Oxygen-17 Quadrupole Coupling Parameters for Water in Its Various Phases

Abstract

Analysis of ¹⁷O NMR data in D₂¹⁷O ice yields a quadrupole coupling constant, $e^2\text{qQ\hspace{0.17em}/\hspace{0.17em}h\hspace{0.17em}=\hspace{0.17em}6.66\hspace{0.17em}±\hspace{0.17em}0.10}\mathrm{MHz}$ , and an asymmetry parameter, $\text{η\hspace{0.17em}=\hspace{0.17em}0.935\hspace{0.17em}±\hspace{0.17em}0.01}$ . Comparison with the data for liquid and gas indicates a temperature dependence of the ¹⁷O quadrupole coupling constant in the liquid and explains the unusual linewidth behavior for liquid D₂¹⁷O. Charge distributions in the water molecule in both the solid and gaseous states have been obtained by a valence‐shell atomic‐orbital population analysis based on the experimental data for the ¹⁷O quadrupole coupling parameters and the molecular dipole moment.

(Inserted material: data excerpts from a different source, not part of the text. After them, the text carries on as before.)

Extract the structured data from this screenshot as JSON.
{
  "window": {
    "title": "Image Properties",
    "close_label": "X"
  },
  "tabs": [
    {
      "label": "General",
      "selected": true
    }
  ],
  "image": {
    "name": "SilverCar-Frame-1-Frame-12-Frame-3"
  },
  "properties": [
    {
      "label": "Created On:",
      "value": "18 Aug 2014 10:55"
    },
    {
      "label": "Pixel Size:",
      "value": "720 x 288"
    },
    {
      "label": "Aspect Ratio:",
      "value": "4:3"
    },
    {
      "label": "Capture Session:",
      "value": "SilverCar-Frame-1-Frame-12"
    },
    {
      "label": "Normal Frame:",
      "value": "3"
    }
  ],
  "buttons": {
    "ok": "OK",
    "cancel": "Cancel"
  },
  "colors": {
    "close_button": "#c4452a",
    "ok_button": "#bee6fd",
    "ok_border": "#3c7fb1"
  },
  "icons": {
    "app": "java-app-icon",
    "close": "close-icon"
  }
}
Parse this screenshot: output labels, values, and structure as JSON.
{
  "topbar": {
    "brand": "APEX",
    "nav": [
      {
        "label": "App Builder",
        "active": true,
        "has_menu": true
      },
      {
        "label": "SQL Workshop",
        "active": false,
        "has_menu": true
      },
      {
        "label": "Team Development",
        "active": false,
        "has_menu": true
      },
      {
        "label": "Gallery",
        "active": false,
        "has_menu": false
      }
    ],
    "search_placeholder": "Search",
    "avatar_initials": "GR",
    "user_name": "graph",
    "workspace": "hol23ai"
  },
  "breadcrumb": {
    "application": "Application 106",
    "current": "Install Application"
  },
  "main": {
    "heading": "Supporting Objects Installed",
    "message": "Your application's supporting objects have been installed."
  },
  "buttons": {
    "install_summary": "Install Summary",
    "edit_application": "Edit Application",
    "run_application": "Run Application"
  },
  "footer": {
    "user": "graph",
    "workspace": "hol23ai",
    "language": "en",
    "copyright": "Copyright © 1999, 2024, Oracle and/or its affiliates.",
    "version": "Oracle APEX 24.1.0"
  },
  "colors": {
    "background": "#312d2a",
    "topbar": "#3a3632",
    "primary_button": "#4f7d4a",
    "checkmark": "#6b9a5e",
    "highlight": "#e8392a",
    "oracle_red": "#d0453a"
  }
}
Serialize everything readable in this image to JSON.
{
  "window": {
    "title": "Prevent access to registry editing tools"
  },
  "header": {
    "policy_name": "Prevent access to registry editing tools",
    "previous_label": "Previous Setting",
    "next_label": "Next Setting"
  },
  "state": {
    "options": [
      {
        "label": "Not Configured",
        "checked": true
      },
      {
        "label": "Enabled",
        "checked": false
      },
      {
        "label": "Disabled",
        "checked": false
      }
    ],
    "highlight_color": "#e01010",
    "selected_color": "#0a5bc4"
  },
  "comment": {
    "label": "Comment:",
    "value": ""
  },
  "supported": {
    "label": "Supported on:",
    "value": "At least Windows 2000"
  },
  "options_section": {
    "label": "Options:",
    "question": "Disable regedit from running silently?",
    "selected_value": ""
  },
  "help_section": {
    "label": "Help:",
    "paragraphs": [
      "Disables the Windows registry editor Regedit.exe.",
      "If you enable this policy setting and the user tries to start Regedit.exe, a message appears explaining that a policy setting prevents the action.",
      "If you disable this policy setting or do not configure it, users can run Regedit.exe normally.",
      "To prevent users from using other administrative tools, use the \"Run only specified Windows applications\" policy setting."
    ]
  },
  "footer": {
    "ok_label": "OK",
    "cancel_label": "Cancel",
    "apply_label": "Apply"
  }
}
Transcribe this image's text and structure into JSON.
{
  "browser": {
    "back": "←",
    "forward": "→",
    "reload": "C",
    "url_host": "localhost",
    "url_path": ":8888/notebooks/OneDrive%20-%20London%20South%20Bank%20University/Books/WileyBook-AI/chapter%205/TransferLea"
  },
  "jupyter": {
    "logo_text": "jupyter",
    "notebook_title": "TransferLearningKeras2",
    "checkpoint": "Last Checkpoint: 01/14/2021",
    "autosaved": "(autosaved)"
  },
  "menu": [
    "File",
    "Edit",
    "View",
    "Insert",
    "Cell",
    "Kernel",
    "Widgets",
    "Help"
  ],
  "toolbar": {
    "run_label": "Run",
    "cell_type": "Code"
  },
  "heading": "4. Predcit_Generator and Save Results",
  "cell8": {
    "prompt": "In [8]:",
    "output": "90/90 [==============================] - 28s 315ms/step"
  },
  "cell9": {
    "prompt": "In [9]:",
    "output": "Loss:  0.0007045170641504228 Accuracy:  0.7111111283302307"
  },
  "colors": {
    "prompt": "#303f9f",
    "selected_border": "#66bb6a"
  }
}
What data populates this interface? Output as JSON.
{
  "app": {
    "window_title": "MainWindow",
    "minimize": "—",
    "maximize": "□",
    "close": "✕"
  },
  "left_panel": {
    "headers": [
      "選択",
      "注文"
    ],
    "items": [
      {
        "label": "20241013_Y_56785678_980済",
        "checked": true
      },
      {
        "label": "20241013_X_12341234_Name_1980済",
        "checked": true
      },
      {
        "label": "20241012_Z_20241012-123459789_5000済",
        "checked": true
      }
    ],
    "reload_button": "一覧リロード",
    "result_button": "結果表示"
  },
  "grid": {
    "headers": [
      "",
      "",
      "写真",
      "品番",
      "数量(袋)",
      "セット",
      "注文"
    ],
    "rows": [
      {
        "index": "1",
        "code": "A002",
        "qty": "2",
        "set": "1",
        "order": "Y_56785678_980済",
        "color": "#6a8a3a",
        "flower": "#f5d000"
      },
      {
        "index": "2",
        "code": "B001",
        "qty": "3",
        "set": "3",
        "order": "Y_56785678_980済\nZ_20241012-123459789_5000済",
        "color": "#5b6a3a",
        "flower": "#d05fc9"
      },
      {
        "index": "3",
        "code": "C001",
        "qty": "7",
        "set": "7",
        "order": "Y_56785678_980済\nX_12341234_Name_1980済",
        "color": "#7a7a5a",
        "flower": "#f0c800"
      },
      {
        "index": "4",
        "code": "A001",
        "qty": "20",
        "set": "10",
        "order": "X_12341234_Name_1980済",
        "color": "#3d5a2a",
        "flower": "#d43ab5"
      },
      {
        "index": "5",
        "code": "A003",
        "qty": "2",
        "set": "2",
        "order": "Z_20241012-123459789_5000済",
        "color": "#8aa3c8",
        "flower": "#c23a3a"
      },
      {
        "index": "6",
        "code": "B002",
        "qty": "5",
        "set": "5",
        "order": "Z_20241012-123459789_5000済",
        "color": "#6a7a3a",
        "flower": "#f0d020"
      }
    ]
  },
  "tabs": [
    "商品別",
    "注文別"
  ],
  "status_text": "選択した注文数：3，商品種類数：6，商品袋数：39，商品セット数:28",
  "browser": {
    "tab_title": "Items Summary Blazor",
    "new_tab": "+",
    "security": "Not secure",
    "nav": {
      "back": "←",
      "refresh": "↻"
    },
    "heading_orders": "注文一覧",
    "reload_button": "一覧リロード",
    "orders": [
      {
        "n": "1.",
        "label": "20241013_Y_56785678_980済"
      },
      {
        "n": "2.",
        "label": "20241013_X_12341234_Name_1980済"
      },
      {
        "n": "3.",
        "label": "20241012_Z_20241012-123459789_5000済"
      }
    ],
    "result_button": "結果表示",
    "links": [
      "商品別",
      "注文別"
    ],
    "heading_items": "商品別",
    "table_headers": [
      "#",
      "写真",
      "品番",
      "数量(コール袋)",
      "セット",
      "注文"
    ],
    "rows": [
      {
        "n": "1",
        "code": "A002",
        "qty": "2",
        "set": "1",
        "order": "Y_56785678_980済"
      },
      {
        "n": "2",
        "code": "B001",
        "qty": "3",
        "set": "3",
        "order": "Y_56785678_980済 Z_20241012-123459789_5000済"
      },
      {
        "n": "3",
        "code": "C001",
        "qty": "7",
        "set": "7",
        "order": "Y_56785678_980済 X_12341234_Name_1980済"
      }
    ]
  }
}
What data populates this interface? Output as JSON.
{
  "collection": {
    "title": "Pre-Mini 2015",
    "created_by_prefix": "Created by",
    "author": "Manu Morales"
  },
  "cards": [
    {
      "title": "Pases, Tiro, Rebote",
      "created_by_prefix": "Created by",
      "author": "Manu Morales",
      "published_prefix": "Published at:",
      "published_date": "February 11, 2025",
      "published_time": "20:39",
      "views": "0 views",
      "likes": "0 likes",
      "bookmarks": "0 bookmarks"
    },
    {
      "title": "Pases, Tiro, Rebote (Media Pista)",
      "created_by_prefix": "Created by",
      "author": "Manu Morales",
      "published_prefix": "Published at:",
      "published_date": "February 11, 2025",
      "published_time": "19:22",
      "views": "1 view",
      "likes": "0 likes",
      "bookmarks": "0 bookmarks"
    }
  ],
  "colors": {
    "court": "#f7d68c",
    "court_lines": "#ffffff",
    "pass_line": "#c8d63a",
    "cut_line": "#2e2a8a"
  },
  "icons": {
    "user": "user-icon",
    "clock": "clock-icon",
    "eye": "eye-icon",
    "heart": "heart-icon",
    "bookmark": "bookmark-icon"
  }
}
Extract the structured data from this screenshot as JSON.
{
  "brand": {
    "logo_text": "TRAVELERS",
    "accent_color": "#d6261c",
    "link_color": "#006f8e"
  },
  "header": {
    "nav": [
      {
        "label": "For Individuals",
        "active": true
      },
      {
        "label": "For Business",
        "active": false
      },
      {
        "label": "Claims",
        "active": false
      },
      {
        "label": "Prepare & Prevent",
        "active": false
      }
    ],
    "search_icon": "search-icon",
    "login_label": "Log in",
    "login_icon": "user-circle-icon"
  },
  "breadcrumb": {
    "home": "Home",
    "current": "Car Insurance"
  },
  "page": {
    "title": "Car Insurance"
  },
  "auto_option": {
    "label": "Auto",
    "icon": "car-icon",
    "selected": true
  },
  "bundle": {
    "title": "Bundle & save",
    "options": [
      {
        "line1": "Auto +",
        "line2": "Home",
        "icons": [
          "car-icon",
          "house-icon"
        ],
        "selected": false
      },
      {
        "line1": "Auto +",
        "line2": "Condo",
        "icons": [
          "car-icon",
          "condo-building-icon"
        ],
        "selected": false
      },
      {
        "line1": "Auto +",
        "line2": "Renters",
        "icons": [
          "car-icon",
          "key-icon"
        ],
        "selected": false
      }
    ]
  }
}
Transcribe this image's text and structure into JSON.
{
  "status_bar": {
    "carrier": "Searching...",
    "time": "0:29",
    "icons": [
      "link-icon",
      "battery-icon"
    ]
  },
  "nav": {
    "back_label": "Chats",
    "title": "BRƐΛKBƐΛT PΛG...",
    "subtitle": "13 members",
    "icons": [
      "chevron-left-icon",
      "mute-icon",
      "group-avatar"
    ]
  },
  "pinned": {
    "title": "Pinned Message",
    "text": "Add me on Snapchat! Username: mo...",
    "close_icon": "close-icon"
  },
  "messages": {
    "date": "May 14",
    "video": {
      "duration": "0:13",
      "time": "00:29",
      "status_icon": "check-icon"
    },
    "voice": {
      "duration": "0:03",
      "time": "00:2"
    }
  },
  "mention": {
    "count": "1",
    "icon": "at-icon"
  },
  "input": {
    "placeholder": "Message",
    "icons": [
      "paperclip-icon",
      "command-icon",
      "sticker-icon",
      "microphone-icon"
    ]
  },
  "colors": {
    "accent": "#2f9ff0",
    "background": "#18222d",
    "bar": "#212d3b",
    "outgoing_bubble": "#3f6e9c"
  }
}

The results were used to calculate the quadrupole coupling constant for the deuterium nucleus. Good agreement with experimental data was obtained for both the solid and gaseous states. Comparison of the calculations for the two phases suggests that the intermolecular effects in ice are mostly electrostatic.